Monday, March 27, 2017

Innocence

Innocence. What a perfectly blind thing. We were all children once. We all had that innocence in us, telling us that everything was going to be okay. That the world was a flawless place. You had no care in the world. You never fathomed that someone could be mean. No one could do any wrong. No one would get sick. Nothing would ever disfigure the world. No one would harm an animal. Mom was happy, and Dad would never leave. 
  
  Everything existed only for the good of the world. I remember being a young girl, and playing in the forest on the Washington Peninsula. My cousins and I would dress up in capes and run through the moss covered evergreens. Dodging branches and drinking in the feeling of the wind whipping our capes behind us. Our wide childlike eyes taking everything in without judgement. The air was brisk, but we were Washington raised. Our skin could take the cold. In fact we preferred it that way. It was on my cousins farm that we would roam the deep forest. We would catch frogs on the pond, and see how many we could keep in the boat at one time. We made hay forts in the loft of the barn so our parents couldn't find us. We stayed in those forts all day, telling ghost stories at night while braving the dark. Digging for clay in the rain. Riding horses on the rural backroads. Building teepees by the creek. Gathering berries and vegetables. Eating sour apples from their tree by the porch. Gathering eggs from the chicken coup. Sleeping outside in the back of my cousins old Ford Ranger. Cowboy boots. Muddy jeans. Berry stained fingers. Everything was perfect.

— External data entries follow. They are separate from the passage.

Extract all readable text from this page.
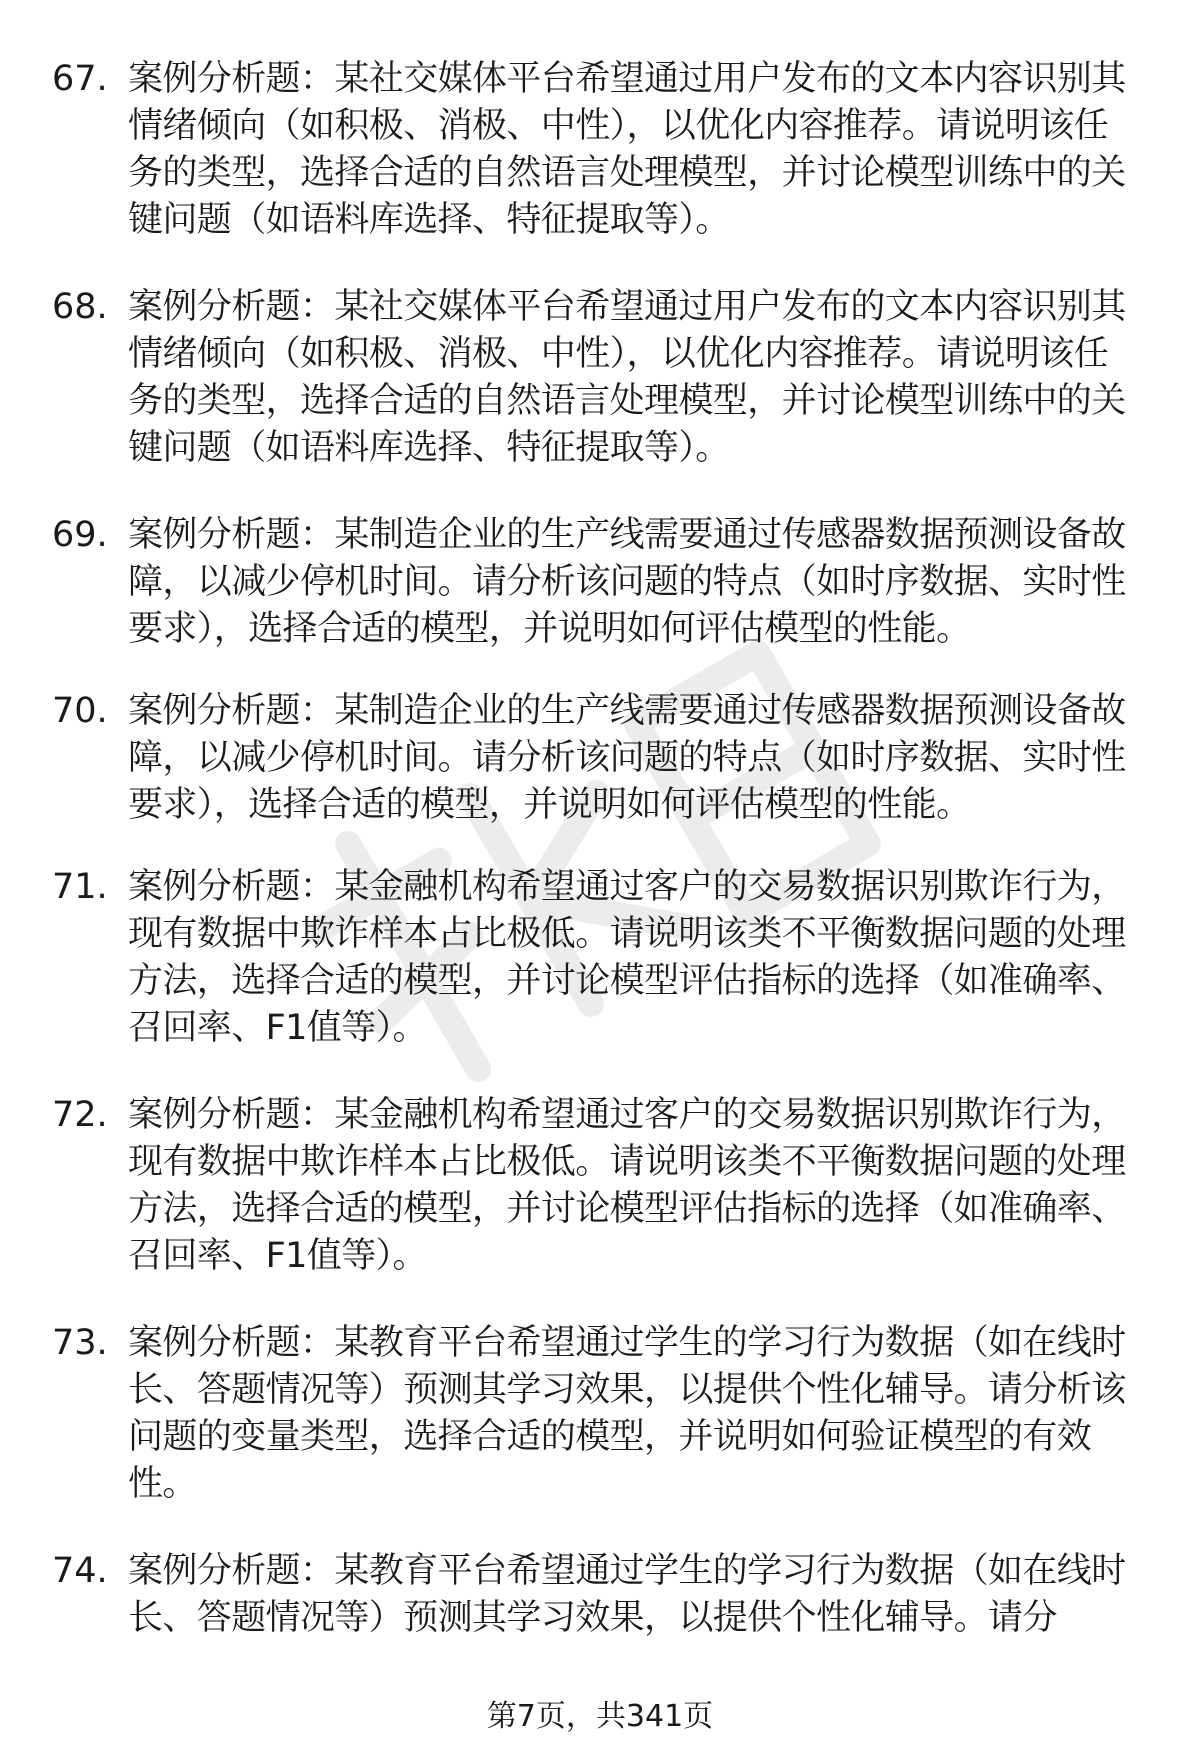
67. 案例分析题：某社交媒体平台希望通过用户发布的文本内容识别其情绪倾向（如积极、消极、中性），以优化内容推荐。请说明该任务的类型，选择合适的自然语言处理模型，并讨论模型训练中的关键问题（如语料库选择、特征提取等）。
68. 案例分析题：某社交媒体平台希望通过用户发布的文本内容识别其情绪倾向（如积极、消极、中性），以优化内容推荐。请说明该任务的类型，选择合适的自然语言处理模型，并讨论模型训练中的关键问题（如语料库选择、特征提取等）。
69. 案例分析题：某制造企业的生产线需要通过传感器数据预测设备故障，以减少停机时间。请分析该问题的特点（如时序数据、实时性要求），选择合适的模型，并说明如何评估模型的性能。
70. 案例分析题：某制造企业的生产线需要通过传感器数据预测设备故障，以减少停机时间。请分析该问题的特点（如时序数据、实时性要求），选择合适的模型，并说明如何评估模型的性能。
71. 案例分析题：某金融机构希望通过客户的交易数据识别欺诈行为，现有数据中欺诈样本占比极低。请说明该类不平衡数据问题的处理方法，选择合适的模型，并讨论模型评估指标的选择（如准确率、召回率、F1值等）。
72. 案例分析题：某金融机构希望通过客户的交易数据识别欺诈行为，现有数据中欺诈样本占比极低。请说明该类不平衡数据问题的处理方法，选择合适的模型，并讨论模型评估指标的选择（如准确率、召回率、F1值等）。
73. 案例分析题：某教育平台希望通过学生的学习行为数据（如在线时长、答题情况等）预测其学习效果，以提供个性化辅导。请分析该问题的变量类型，选择合适的模型，并说明如何验证模型的有效性。
74. 案例分析题：某教育平台希望通过学生的学习行为数据（如在线时长、答题情况等）预测其学习效果，以提供个性化辅导。请分
第7页，共341页
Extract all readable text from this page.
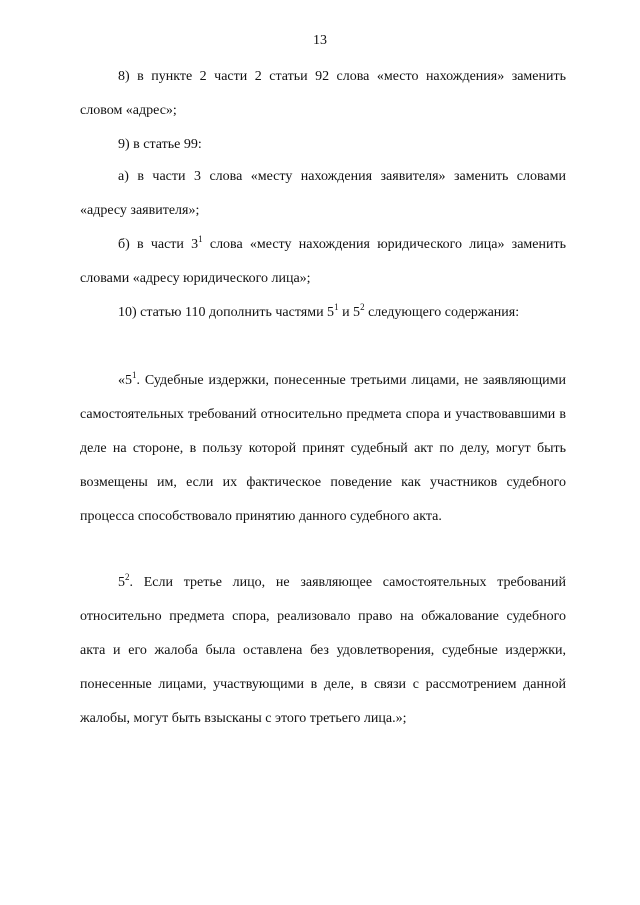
13

8) в пункте 2 части 2 статьи 92 слова «место нахождения» заменить словом «адрес»;

9) в статье 99:

а) в части 3 слова «месту нахождения заявителя» заменить словами «адресу заявителя»;

б) в части $3^1$ слова «месту нахождения юридического лица» заменить словами «адресу юридического лица»;

10) статью 110 дополнить частями $5^1$ и $5^2$ следующего содержания:

«$5^1$. Судебные издержки, понесенные третьими лицами, не заявляющими самостоятельных требований относительно предмета спора и участвовавшими в деле на стороне, в пользу которой принят судебный акт по делу, могут быть возмещены им, если их фактическое поведение как участников судебного процесса способствовало принятию данного судебного акта.

$5^2$. Если третье лицо, не заявляющее самостоятельных требований относительно предмета спора, реализовало право на обжалование судебного акта и его жалоба была оставлена без удовлетворения, судебные издержки, понесенные лицами, участвующими в деле, в связи с рассмотрением данной жалобы, могут быть взысканы с этого третьего лица.»;
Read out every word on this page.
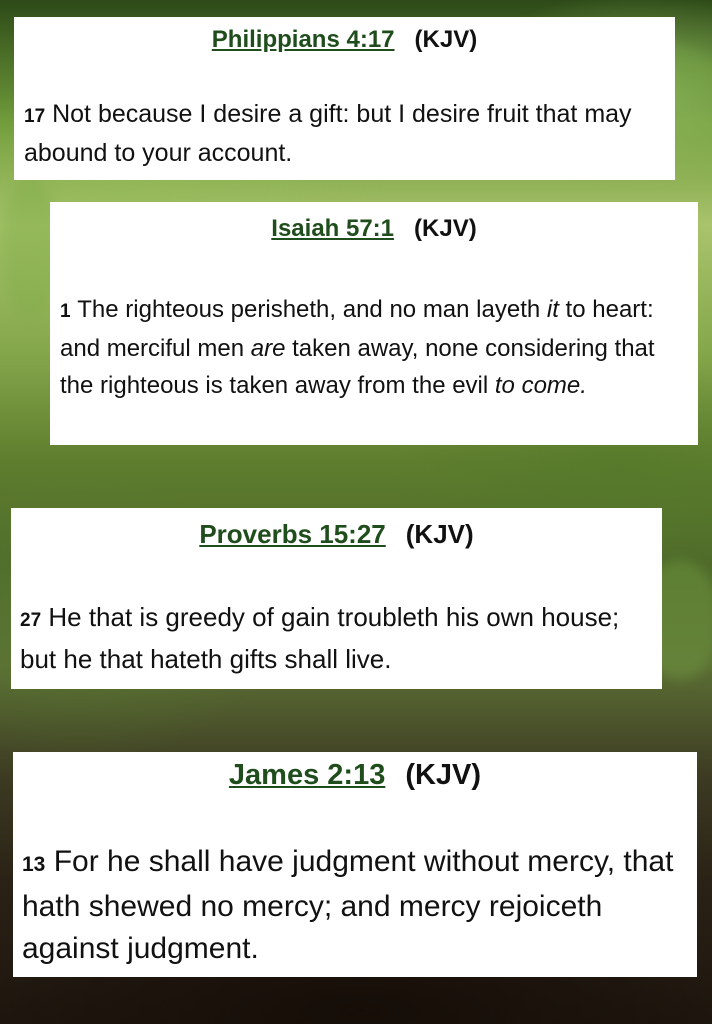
Philippians 4:17 (KJV)
17 Not because I desire a gift: but I desire fruit that may abound to your account.
Isaiah 57:1 (KJV)
1 The righteous perisheth, and no man layeth it to heart: and merciful men are taken away, none considering that the righteous is taken away from the evil to come.
Proverbs 15:27 (KJV)
27 He that is greedy of gain troubleth his own house; but he that hateth gifts shall live.
James 2:13 (KJV)
13 For he shall have judgment without mercy, that hath shewed no mercy; and mercy rejoiceth against judgment.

  And then we grew up. The forests where we once roamed, now empty of the sound of children's laughter. The pond still as glass. The hay unmoved, with no hidden caverns or tunnels. The apples unpicked. Capes unworn and collecting dust. Our fingers clean from blackberry stains. When was it that we stopped believing that the world was enchanting? At what point did we hang up our innocence? Now we are grown, and our minds are flooded with the troubles of the world. We see the bad. We feel the hurt. Life experience has left us untrusting and cautious. Childhood friends have moved on. Cousins have moved away. Animals have passed. Trees have fallen. Trucks have broken down and rusted. The sounds of bluegrass have faded. And Dad really did leave.